Each element is pushed onto the stack at most once and popped at most once, giving 2n total operations = O(n). The stack itself holds at most n elements in the worst case. The key insight: amortized O(1) per element despite the inner while-loop.

Shortcut: Each element pushed once + popped once → O(n) amortized.
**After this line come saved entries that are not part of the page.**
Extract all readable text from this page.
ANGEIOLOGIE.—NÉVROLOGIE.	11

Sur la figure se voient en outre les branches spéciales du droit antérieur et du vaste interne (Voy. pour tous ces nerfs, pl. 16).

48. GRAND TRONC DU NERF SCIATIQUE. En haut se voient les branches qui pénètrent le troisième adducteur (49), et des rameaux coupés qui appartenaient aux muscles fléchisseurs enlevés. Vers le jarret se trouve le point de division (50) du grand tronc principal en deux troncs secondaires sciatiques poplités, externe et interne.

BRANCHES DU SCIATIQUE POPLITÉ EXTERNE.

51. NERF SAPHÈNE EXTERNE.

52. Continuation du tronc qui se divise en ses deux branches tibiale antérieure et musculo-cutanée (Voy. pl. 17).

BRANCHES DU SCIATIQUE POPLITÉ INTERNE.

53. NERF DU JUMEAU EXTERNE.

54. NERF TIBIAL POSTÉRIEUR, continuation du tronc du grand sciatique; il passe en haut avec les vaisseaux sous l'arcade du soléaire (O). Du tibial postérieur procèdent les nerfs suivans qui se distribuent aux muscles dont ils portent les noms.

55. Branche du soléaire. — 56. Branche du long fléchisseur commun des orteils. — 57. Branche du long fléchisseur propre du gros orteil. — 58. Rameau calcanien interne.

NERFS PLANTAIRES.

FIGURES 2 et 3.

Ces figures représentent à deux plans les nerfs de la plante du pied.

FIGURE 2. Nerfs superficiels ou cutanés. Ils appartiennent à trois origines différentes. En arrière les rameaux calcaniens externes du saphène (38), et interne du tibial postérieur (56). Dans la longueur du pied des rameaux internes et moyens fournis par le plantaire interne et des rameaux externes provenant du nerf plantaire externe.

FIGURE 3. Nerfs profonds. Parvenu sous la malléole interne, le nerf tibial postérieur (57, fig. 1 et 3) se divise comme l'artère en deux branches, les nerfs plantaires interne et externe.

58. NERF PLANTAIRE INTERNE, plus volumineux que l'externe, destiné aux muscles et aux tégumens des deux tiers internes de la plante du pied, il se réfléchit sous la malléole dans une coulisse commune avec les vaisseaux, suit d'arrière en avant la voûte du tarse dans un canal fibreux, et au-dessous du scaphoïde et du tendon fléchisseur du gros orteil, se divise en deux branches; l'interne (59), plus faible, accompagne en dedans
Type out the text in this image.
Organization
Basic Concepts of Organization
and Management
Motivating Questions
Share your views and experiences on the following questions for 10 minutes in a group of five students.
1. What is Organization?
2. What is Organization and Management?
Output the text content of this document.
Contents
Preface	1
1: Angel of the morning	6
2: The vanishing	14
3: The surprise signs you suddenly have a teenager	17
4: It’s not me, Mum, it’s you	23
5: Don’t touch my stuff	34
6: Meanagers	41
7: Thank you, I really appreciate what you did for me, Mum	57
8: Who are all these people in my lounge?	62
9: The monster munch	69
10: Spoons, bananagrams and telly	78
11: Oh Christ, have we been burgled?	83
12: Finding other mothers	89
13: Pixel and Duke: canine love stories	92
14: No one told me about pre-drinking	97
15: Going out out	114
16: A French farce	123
The inner while-loop does not make it O(n²).

Coach Notes

Common Mistakes

Review these before coding to avoid predictable interview regressions.

Off-by-one on range boundaries

Wrong move: Loop endpoints miss first/last candidate.

Usually fails on: Fails on minimal arrays and exact-boundary answers.

Fix: Re-derive loops from inclusive/exclusive ranges before coding.

Breaking monotonic invariant

Wrong move: Pushing without popping stale elements invalidates next-greater/next-smaller logic.

Usually fails on: Indices point to blocked elements and outputs shift.

Fix: Pop while invariant is violated before pushing current element.